Hacker's legacy

Hacker's legacy

Hacker's legacy

Fans of Stieg Larsson will know that he planned for 10 installments in his Lisbeth Salander series of books, though he only managed to write three before he passed away. They will also know that those first three books - better known as the Millennium trilogy - are some of the highest-selling books of all time. It is therefore natural to assume that Larsson's estate will attempt to recreate the magic by commissioning more volumes in the series, presumably working off Larsson's notes.

The Girl Who Takes an Eye for an Eye is the second of these new volumes, the fifth in the series. The writer, David Lagercrantz, is already known in Sweden, and did a fairly good job in the previous volume (The Girl in the Spider's Web). The stories in these new books follow the established formula of pitting Salander and her on-off collaborator, journalist Mikael Blomkvist, against a shadowy conspiracy, all the while having something from Salander's past come up to complicate the situation.

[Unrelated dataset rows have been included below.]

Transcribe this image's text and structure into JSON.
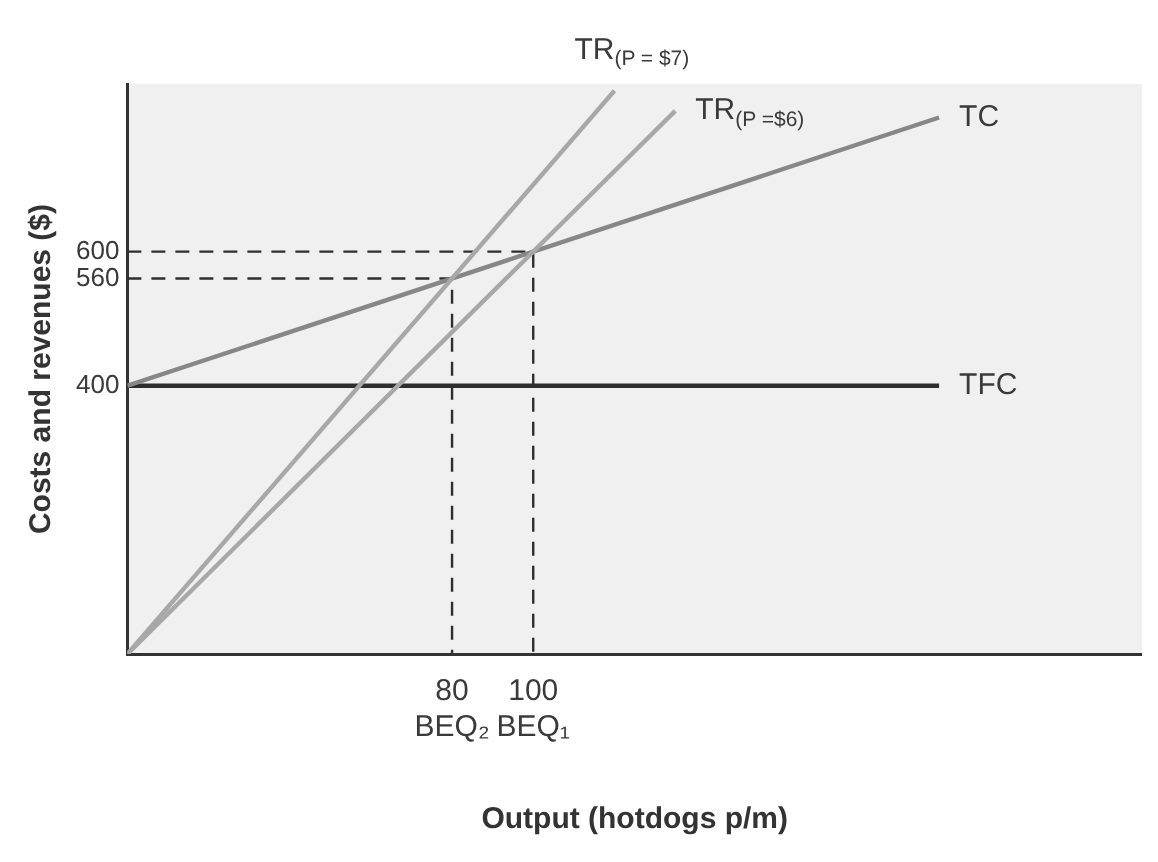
{
  "chart_data": {
    "type": "line",
    "xlabel": "Output (hotdogs p/m)",
    "ylabel": "Costs and revenues ($)",
    "xlim": [
      0,
      250
    ],
    "ylim": [
      0,
      850
    ],
    "xticks": [
      {
        "value": 80,
        "label": "80\nBEQ₂"
      },
      {
        "value": 100,
        "label": "100\nBEQ₁"
      }
    ],
    "yticks": [
      400,
      560,
      600
    ],
    "grid": false,
    "legend": false,
    "marker": "none",
    "series": [
      {
        "name": "TR$_{(P = $7)}$",
        "color": "#a8a8a8",
        "x": [
          0,
          120
        ],
        "values": [
          0,
          840
        ]
      },
      {
        "name": "TR$_{(P =$6)}$",
        "color": "#a8a8a8",
        "x": [
          0,
          135
        ],
        "values": [
          0,
          810
        ]
      },
      {
        "name": "TC",
        "color": "#878787",
        "x": [
          0,
          200
        ],
        "values": [
          400,
          800
        ]
      },
      {
        "name": "TFC",
        "color": "#2e2e2e",
        "x": [
          0,
          200
        ],
        "values": [
          400,
          400
        ]
      },
      {
        "color": "#2e2e2e",
        "line_style": "dashed",
        "x": [
          0,
          80,
          80
        ],
        "values": [
          560,
          560,
          0
        ]
      },
      {
        "color": "#2e2e2e",
        "line_style": "dashed",
        "x": [
          0,
          100,
          100
        ],
        "values": [
          600,
          600,
          0
        ]
      }
    ]
  }
}
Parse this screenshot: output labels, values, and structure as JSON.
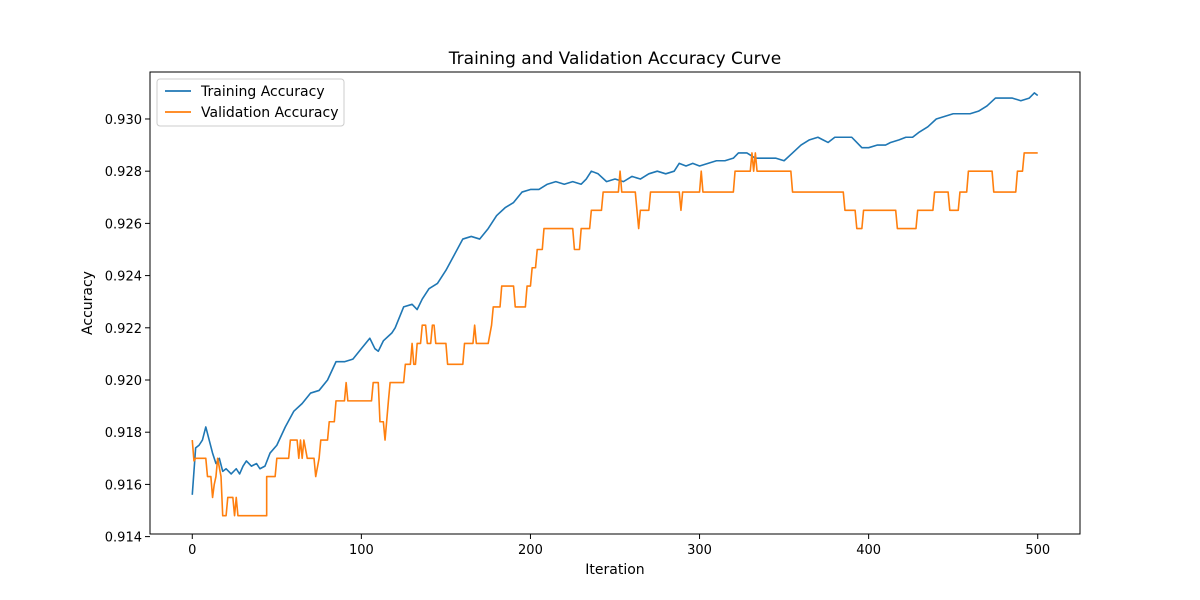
{
  "chart_data": {
    "type": "line",
    "title": "Training and Validation Accuracy Curve",
    "xlabel": "Iteration",
    "ylabel": "Accuracy",
    "xlim": [
      -25,
      525
    ],
    "ylim": [
      0.9141,
      0.9318
    ],
    "xticks": [
      0,
      100,
      200,
      300,
      400,
      500
    ],
    "yticks": [
      0.914,
      0.916,
      0.918,
      0.92,
      0.922,
      0.924,
      0.926,
      0.928,
      0.93
    ],
    "ytick_labels": [
      "0.914",
      "0.916",
      "0.918",
      "0.920",
      "0.922",
      "0.924",
      "0.926",
      "0.928",
      "0.930"
    ],
    "grid": false,
    "legend_position": "upper-left",
    "series": [
      {
        "name": "Training Accuracy",
        "color": "#1f77b4",
        "points": [
          [
            0,
            0.9156
          ],
          [
            2,
            0.9174
          ],
          [
            4,
            0.9175
          ],
          [
            6,
            0.9177
          ],
          [
            8,
            0.9182
          ],
          [
            10,
            0.9177
          ],
          [
            12,
            0.9172
          ],
          [
            14,
            0.9168
          ],
          [
            16,
            0.917
          ],
          [
            18,
            0.9165
          ],
          [
            20,
            0.9166
          ],
          [
            23,
            0.9164
          ],
          [
            26,
            0.9166
          ],
          [
            28,
            0.9164
          ],
          [
            30,
            0.9167
          ],
          [
            32,
            0.9169
          ],
          [
            35,
            0.9167
          ],
          [
            38,
            0.9168
          ],
          [
            40,
            0.9166
          ],
          [
            43,
            0.9167
          ],
          [
            46,
            0.9172
          ],
          [
            50,
            0.9175
          ],
          [
            55,
            0.9182
          ],
          [
            60,
            0.9188
          ],
          [
            65,
            0.9191
          ],
          [
            70,
            0.9195
          ],
          [
            75,
            0.9196
          ],
          [
            80,
            0.92
          ],
          [
            85,
            0.9207
          ],
          [
            90,
            0.9207
          ],
          [
            95,
            0.9208
          ],
          [
            100,
            0.9212
          ],
          [
            105,
            0.9216
          ],
          [
            108,
            0.9212
          ],
          [
            110,
            0.9211
          ],
          [
            113,
            0.9215
          ],
          [
            118,
            0.9218
          ],
          [
            120,
            0.922
          ],
          [
            125,
            0.9228
          ],
          [
            130,
            0.9229
          ],
          [
            133,
            0.9227
          ],
          [
            136,
            0.9231
          ],
          [
            140,
            0.9235
          ],
          [
            145,
            0.9237
          ],
          [
            150,
            0.9242
          ],
          [
            155,
            0.9248
          ],
          [
            160,
            0.9254
          ],
          [
            165,
            0.9255
          ],
          [
            170,
            0.9254
          ],
          [
            175,
            0.9258
          ],
          [
            180,
            0.9263
          ],
          [
            185,
            0.9266
          ],
          [
            190,
            0.9268
          ],
          [
            195,
            0.9272
          ],
          [
            200,
            0.9273
          ],
          [
            205,
            0.9273
          ],
          [
            210,
            0.9275
          ],
          [
            215,
            0.9276
          ],
          [
            220,
            0.9275
          ],
          [
            225,
            0.9276
          ],
          [
            230,
            0.9275
          ],
          [
            233,
            0.9277
          ],
          [
            236,
            0.928
          ],
          [
            240,
            0.9279
          ],
          [
            245,
            0.9276
          ],
          [
            250,
            0.9277
          ],
          [
            255,
            0.9276
          ],
          [
            260,
            0.9278
          ],
          [
            265,
            0.9277
          ],
          [
            270,
            0.9279
          ],
          [
            275,
            0.928
          ],
          [
            280,
            0.9279
          ],
          [
            285,
            0.928
          ],
          [
            288,
            0.9283
          ],
          [
            292,
            0.9282
          ],
          [
            296,
            0.9283
          ],
          [
            300,
            0.9282
          ],
          [
            305,
            0.9283
          ],
          [
            310,
            0.9284
          ],
          [
            315,
            0.9284
          ],
          [
            320,
            0.9285
          ],
          [
            323,
            0.9287
          ],
          [
            328,
            0.9287
          ],
          [
            333,
            0.9285
          ],
          [
            338,
            0.9285
          ],
          [
            345,
            0.9285
          ],
          [
            350,
            0.9284
          ],
          [
            355,
            0.9287
          ],
          [
            360,
            0.929
          ],
          [
            365,
            0.9292
          ],
          [
            370,
            0.9293
          ],
          [
            373,
            0.9292
          ],
          [
            376,
            0.9291
          ],
          [
            380,
            0.9293
          ],
          [
            385,
            0.9293
          ],
          [
            390,
            0.9293
          ],
          [
            393,
            0.9291
          ],
          [
            396,
            0.9289
          ],
          [
            400,
            0.9289
          ],
          [
            405,
            0.929
          ],
          [
            410,
            0.929
          ],
          [
            413,
            0.9291
          ],
          [
            418,
            0.9292
          ],
          [
            422,
            0.9293
          ],
          [
            426,
            0.9293
          ],
          [
            430,
            0.9295
          ],
          [
            435,
            0.9297
          ],
          [
            440,
            0.93
          ],
          [
            445,
            0.9301
          ],
          [
            450,
            0.9302
          ],
          [
            455,
            0.9302
          ],
          [
            460,
            0.9302
          ],
          [
            465,
            0.9303
          ],
          [
            470,
            0.9305
          ],
          [
            475,
            0.9308
          ],
          [
            480,
            0.9308
          ],
          [
            485,
            0.9308
          ],
          [
            490,
            0.9307
          ],
          [
            495,
            0.9308
          ],
          [
            498,
            0.931
          ],
          [
            500,
            0.9309
          ]
        ]
      },
      {
        "name": "Validation Accuracy",
        "color": "#ff7f0e",
        "points": [
          [
            0,
            0.9177
          ],
          [
            1,
            0.9169
          ],
          [
            2,
            0.917
          ],
          [
            5,
            0.917
          ],
          [
            8,
            0.917
          ],
          [
            9,
            0.9163
          ],
          [
            11,
            0.9163
          ],
          [
            12,
            0.9155
          ],
          [
            13,
            0.916
          ],
          [
            14,
            0.9163
          ],
          [
            15,
            0.917
          ],
          [
            17,
            0.9163
          ],
          [
            18,
            0.9148
          ],
          [
            20,
            0.9148
          ],
          [
            21,
            0.9155
          ],
          [
            24,
            0.9155
          ],
          [
            25,
            0.9148
          ],
          [
            26,
            0.9155
          ],
          [
            27,
            0.9148
          ],
          [
            35,
            0.9148
          ],
          [
            44,
            0.9148
          ],
          [
            44,
            0.9163
          ],
          [
            49,
            0.9163
          ],
          [
            50,
            0.917
          ],
          [
            57,
            0.917
          ],
          [
            58,
            0.9177
          ],
          [
            62,
            0.9177
          ],
          [
            63,
            0.917
          ],
          [
            64,
            0.9177
          ],
          [
            65,
            0.917
          ],
          [
            66,
            0.9177
          ],
          [
            68,
            0.917
          ],
          [
            72,
            0.917
          ],
          [
            73,
            0.9163
          ],
          [
            75,
            0.917
          ],
          [
            76,
            0.9177
          ],
          [
            80,
            0.9177
          ],
          [
            81,
            0.9184
          ],
          [
            84,
            0.9184
          ],
          [
            85,
            0.9192
          ],
          [
            90,
            0.9192
          ],
          [
            91,
            0.9199
          ],
          [
            92,
            0.9192
          ],
          [
            106,
            0.9192
          ],
          [
            107,
            0.9199
          ],
          [
            110,
            0.9199
          ],
          [
            111,
            0.9184
          ],
          [
            113,
            0.9184
          ],
          [
            114,
            0.9177
          ],
          [
            116,
            0.9192
          ],
          [
            117,
            0.9199
          ],
          [
            125,
            0.9199
          ],
          [
            126,
            0.9206
          ],
          [
            129,
            0.9206
          ],
          [
            130,
            0.9214
          ],
          [
            131,
            0.9206
          ],
          [
            132,
            0.9206
          ],
          [
            133,
            0.9214
          ],
          [
            135,
            0.9214
          ],
          [
            136,
            0.9221
          ],
          [
            138,
            0.9221
          ],
          [
            139,
            0.9214
          ],
          [
            141,
            0.9214
          ],
          [
            142,
            0.9221
          ],
          [
            143,
            0.9221
          ],
          [
            144,
            0.9214
          ],
          [
            150,
            0.9214
          ],
          [
            151,
            0.9206
          ],
          [
            160,
            0.9206
          ],
          [
            161,
            0.9214
          ],
          [
            166,
            0.9214
          ],
          [
            167,
            0.9221
          ],
          [
            168,
            0.9214
          ],
          [
            175,
            0.9214
          ],
          [
            177,
            0.9221
          ],
          [
            178,
            0.9228
          ],
          [
            182,
            0.9228
          ],
          [
            183,
            0.9236
          ],
          [
            190,
            0.9236
          ],
          [
            191,
            0.9228
          ],
          [
            197,
            0.9228
          ],
          [
            198,
            0.9236
          ],
          [
            200,
            0.9236
          ],
          [
            201,
            0.9243
          ],
          [
            203,
            0.9243
          ],
          [
            204,
            0.925
          ],
          [
            207,
            0.925
          ],
          [
            208,
            0.9258
          ],
          [
            225,
            0.9258
          ],
          [
            226,
            0.925
          ],
          [
            229,
            0.925
          ],
          [
            230,
            0.9258
          ],
          [
            235,
            0.9258
          ],
          [
            236,
            0.9265
          ],
          [
            242,
            0.9265
          ],
          [
            243,
            0.9272
          ],
          [
            252,
            0.9272
          ],
          [
            253,
            0.928
          ],
          [
            254,
            0.9272
          ],
          [
            262,
            0.9272
          ],
          [
            263,
            0.9265
          ],
          [
            264,
            0.9258
          ],
          [
            265,
            0.9265
          ],
          [
            270,
            0.9265
          ],
          [
            271,
            0.9272
          ],
          [
            288,
            0.9272
          ],
          [
            289,
            0.9265
          ],
          [
            290,
            0.9272
          ],
          [
            300,
            0.9272
          ],
          [
            301,
            0.928
          ],
          [
            302,
            0.9272
          ],
          [
            320,
            0.9272
          ],
          [
            321,
            0.928
          ],
          [
            330,
            0.928
          ],
          [
            331,
            0.9287
          ],
          [
            332,
            0.928
          ],
          [
            333,
            0.9287
          ],
          [
            334,
            0.928
          ],
          [
            354,
            0.928
          ],
          [
            355,
            0.9272
          ],
          [
            385,
            0.9272
          ],
          [
            386,
            0.9265
          ],
          [
            392,
            0.9265
          ],
          [
            393,
            0.9258
          ],
          [
            396,
            0.9258
          ],
          [
            397,
            0.9265
          ],
          [
            416,
            0.9265
          ],
          [
            417,
            0.9258
          ],
          [
            428,
            0.9258
          ],
          [
            429,
            0.9265
          ],
          [
            438,
            0.9265
          ],
          [
            439,
            0.9272
          ],
          [
            447,
            0.9272
          ],
          [
            448,
            0.9265
          ],
          [
            453,
            0.9265
          ],
          [
            454,
            0.9272
          ],
          [
            458,
            0.9272
          ],
          [
            459,
            0.928
          ],
          [
            473,
            0.928
          ],
          [
            474,
            0.9272
          ],
          [
            487,
            0.9272
          ],
          [
            488,
            0.928
          ],
          [
            491,
            0.928
          ],
          [
            492,
            0.9287
          ],
          [
            500,
            0.9287
          ]
        ]
      }
    ]
  }
}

In the current volume, it isn't Salander who's in the most danger, but a young Bangladeshi girl named Faria Kazi, who is in jail for the murder of her brother. Faria comes to the attention of a brutal ganglord in the jail. With no one to protect her, it looks like Faria is done for. However, it turns out Salander herself is in the same jail, related to events from the previous book, but is just using her time to study up on Physics in the meantime. She's unable to stand by as the young woman is bullied, and begins to protect her and study her case. The story soon moves into a well-worn path with known elements, at least for Indian readers - forbidden love, controlling elder brothers and father, honour killing, the younger brother who silently sides with the sister, and so on.

In parallel, Lagercrantz brings in yet another murky element from Salander's past. In his previous book, he'd fleshed out the character of Lisbeth's fraternal twin sister, Camilla, who, while being as intelligent as Lisbeth, is an amoral sadist who takes pride in her ethereal beauty and ability to manipulate men with it. Now, we hear about a secret government experiment to test the impact of upbringing on children, by separating out twins and putting them in diametrically opposite social situations. Lisbeth and Camilla were considered to be a part of this experiment, but things did not go as planned, and they were dropped. However, there is another pair of twins -identical this time - who were subjected to the experiment, and who are now beginning to realise what has happened. But the researchers from that old era don't want their deeds to come out, and are willing to go to any lengths to conceal themselves, including murder.

As plots go, this second thread is more Ludlum than Larsson - the shadowy conspiracy that strives to create a new breed of super-people, and is backed by the state and so on. The weight behind Larsson's conspiracies in the original trilogy came from the assumption that men were fundamentally corrupt, misogynistic and power-seeking, and willing to cover up their own crimes by committing worse ones. The state, run by such people, is collapsing on itself, being hollowed out by this corruption. But Lagercrantz's plot is driven by the reverse - a state proud of itself and willing to compromise on ethics to come up with scientific results.

Lagercrantz is also tied by the need to play safe with his main characters - while Larsson was willing to make his heroine vulnerable, indeed damaged, here we have her as almost a superwoman who can do anything. Lisbeth's evolution is no longer the subject of the story - the changes she effects in other, weaker characters is. Yes, we do have the death of a major supporting character in this volume, but by the time this happens, Salander and Blomkvist have more or less moved on from that dependency.

While the previous book in the series was relatively close to the spirit of the originals, here we seem to be moving towards an obvious template for an assembly-line book. The dark, uncomfortable misogyny that was the heart of the story seems replaced by plotlines pulled from the newspapers and pulp thrillers. It may be a quick, fun, read for new readers, but is likely to be a disappointment for loyal fans.